In Canada you could just go to the supermarket and pick up a ready made cake for maybe $2. And there would be a whole huge variety of cakes available. But here even if a large supermarket has cheap cakes they will maybe only have a couple of varieties. The rest are bakery cakes (also available at supermarkets but in a separate section) and they’re more expensive.

Then you just can’t compare the variety that they have in Canada with here. Of course in bakeries here you can get every sort of cake that your heart could desire. But like I said before, bakery cakes are expensive. In Canada you can get every kind of cheap, ready made cake you could possibly want at the supermarket: chocolate, strawberry, Black Forest, caramel……

Now — and I’m just speculating here — I was wondering why is it so hard to get good, cheap cakes round here? And my theory is that maybe it’s just simply because Spanish people don’t seem to have a tradition of eating cakes.

Yep. Might sound weird. But think that in poorer countries cakes aren’t all that easy to come by. (Which is why only Marie Antoinette could have cake but not her poverty-stricken, lowly subjects.)

So traditionally, here in Spain, cakes and pastries were reserved only for special occasions. Reason why all the festivities of the year have their own special pastries, like Roscón de Reyes for The Three Kings holiday or pestiños for All Saints Day.

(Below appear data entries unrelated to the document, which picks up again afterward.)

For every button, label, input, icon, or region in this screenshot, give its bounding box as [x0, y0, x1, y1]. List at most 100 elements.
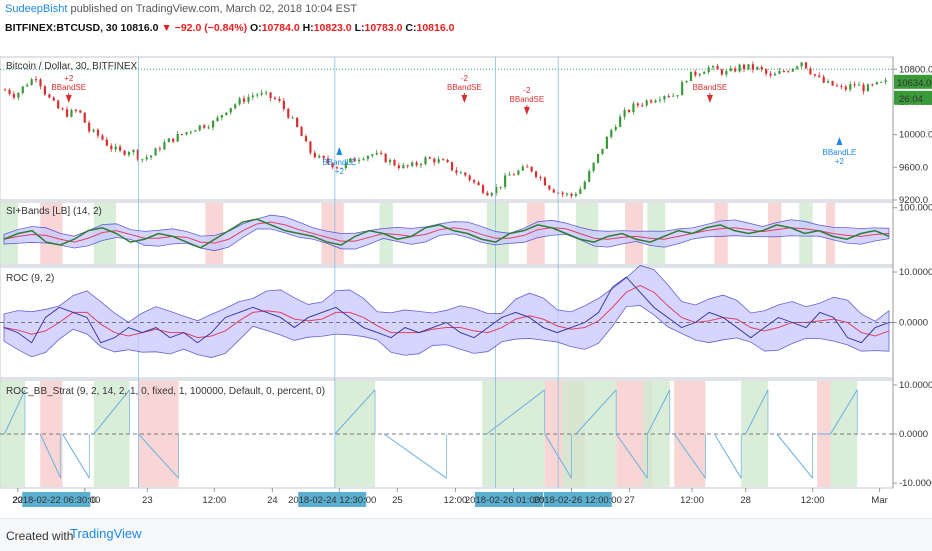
strat-line-0: [4, 389, 26, 435]
candle-194: [862, 84, 865, 92]
strat-line-1: [39, 433, 62, 479]
roc-band: [3, 265, 890, 358]
candle-156: [694, 71, 697, 76]
candle-50: [225, 112, 228, 116]
x-tick-12: 28: [740, 495, 751, 506]
candle-25: [114, 146, 117, 150]
strat-line-2: [62, 433, 90, 479]
candle-94: [419, 164, 423, 166]
candle-39: [176, 134, 179, 142]
candle-128: [570, 193, 573, 196]
candle-116: [517, 170, 520, 175]
candle-142: [632, 103, 635, 112]
strat-line-12: [673, 433, 706, 479]
candle-155: [689, 71, 693, 81]
candle-177: [787, 71, 790, 73]
candle-174: [773, 73, 777, 76]
candle-34: [154, 148, 157, 156]
strat-line-5: [334, 389, 376, 435]
candle-124: [552, 189, 555, 193]
candle-117: [521, 166, 524, 171]
close-value: 10816.0: [416, 22, 455, 34]
candle-197: [875, 82, 878, 85]
candle-166: [738, 64, 741, 72]
roc-tick-1: 0.0000: [899, 318, 928, 329]
x-time-tag-box-0: [22, 492, 91, 507]
candle-61: [273, 97, 277, 99]
price-tick-2: 10000.0: [899, 130, 932, 141]
strat-pane-title: ROC_BB_Strat (9, 2, 14, 2, 1, 0, fixed, …: [6, 386, 325, 397]
candle-33: [150, 155, 153, 158]
candle-60: [269, 92, 272, 98]
candle-23: [105, 139, 108, 146]
x-time-tag-3: 2018-02-26 12:00:00: [534, 495, 622, 506]
candle-41: [185, 132, 188, 135]
x-time-tag-box-2: [475, 492, 544, 507]
price-pane-title: Bitcoin / Dollar, 30, BITFINEX: [6, 61, 137, 72]
candle-91: [406, 165, 409, 167]
candle-67: [300, 126, 303, 137]
low-value: 10783.0: [364, 22, 403, 34]
candle-107: [477, 182, 480, 186]
candle-84: [375, 152, 378, 155]
candle-92: [411, 162, 414, 167]
candle-150: [667, 96, 670, 98]
candle-22: [101, 135, 104, 140]
candle-146: [650, 100, 653, 103]
candle-44: [198, 125, 201, 131]
candle-98: [437, 159, 440, 163]
candle-154: [685, 80, 688, 83]
strat-line-6: [383, 433, 447, 479]
candle-181: [804, 62, 808, 69]
candle-1: [8, 89, 11, 94]
candle-95: [424, 157, 427, 165]
created-with-text: Created with: [6, 529, 74, 543]
strat-shade-4: [334, 381, 376, 487]
candle-36: [163, 142, 166, 150]
candle-66: [296, 117, 299, 127]
candle-20: [92, 129, 95, 132]
candle-173: [769, 73, 772, 76]
time-tag-box: [894, 90, 932, 105]
candle-4: [21, 86, 24, 94]
symbol-line: BITFINEX:BTCUSD, 30 10816.0 ▼ −92.0 (−0.…: [5, 22, 454, 34]
candle-59: [265, 92, 268, 94]
candle-115: [512, 174, 516, 176]
candle-35: [158, 148, 162, 150]
strat-line-7: [486, 389, 546, 435]
candle-55: [247, 96, 250, 102]
signal-arrow-5: [836, 137, 843, 145]
roc-pane-title: ROC (9, 2): [6, 273, 54, 284]
candle-82: [366, 156, 370, 160]
candle-183: [813, 74, 816, 76]
strat-tick-0: 10.0000: [899, 380, 932, 391]
price-tag-box: [894, 74, 932, 89]
strat-line-15: [776, 433, 814, 479]
candle-86: [384, 153, 387, 163]
candle-114: [508, 174, 511, 176]
candle-74: [331, 163, 334, 168]
strat-tick-1: 0.0000: [899, 429, 928, 440]
candle-113: [504, 175, 507, 187]
candle-72: [322, 155, 325, 159]
symbol-name[interactable]: BITFINEX:BTCUSD, 30: [5, 22, 118, 34]
candle-0: [4, 89, 7, 91]
candle-139: [619, 116, 622, 127]
signal-label-3: BBandSE: [510, 95, 545, 104]
strat-line-9: [575, 389, 617, 435]
author-link[interactable]: SudeepBisht: [5, 3, 68, 15]
candle-11: [52, 97, 55, 101]
time-tag: 26:04: [899, 94, 923, 105]
chart-canvas[interactable]: 10800.010400.010000.09600.09200.010634.0…: [0, 45, 932, 515]
x-tick-10: 27: [624, 495, 635, 506]
candle-149: [663, 96, 666, 100]
candle-42: [189, 131, 193, 133]
candle-199: [884, 80, 887, 82]
candle-169: [751, 64, 755, 70]
candle-13: [61, 108, 64, 110]
tradingview-logo[interactable]: TradingView: [70, 526, 142, 541]
candle-73: [327, 158, 330, 164]
strat-line-4: [138, 433, 179, 479]
candle-88: [393, 160, 396, 166]
candle-136: [605, 136, 608, 149]
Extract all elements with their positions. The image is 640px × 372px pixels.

Then as people got richer ordinary people could have cakes more often. But even so they still tend to reserve cake eating for things like birthdays or family get-togethers. I still have delicious memories of how, when I was still married, my ex (then hubby) would buy pastries every Sunday and we’d have pastries and tea with his family on Sundays.

But maybe in other cultures, like England or Canada, it was more common to eat cake every day. For example, as part of the daily tea.

Well not exactly a transcendental subject and I’m sure these aren’t exactly earth-shattering theories haha. Just one of the many small details where I notice the difference between Spanish and English cultures.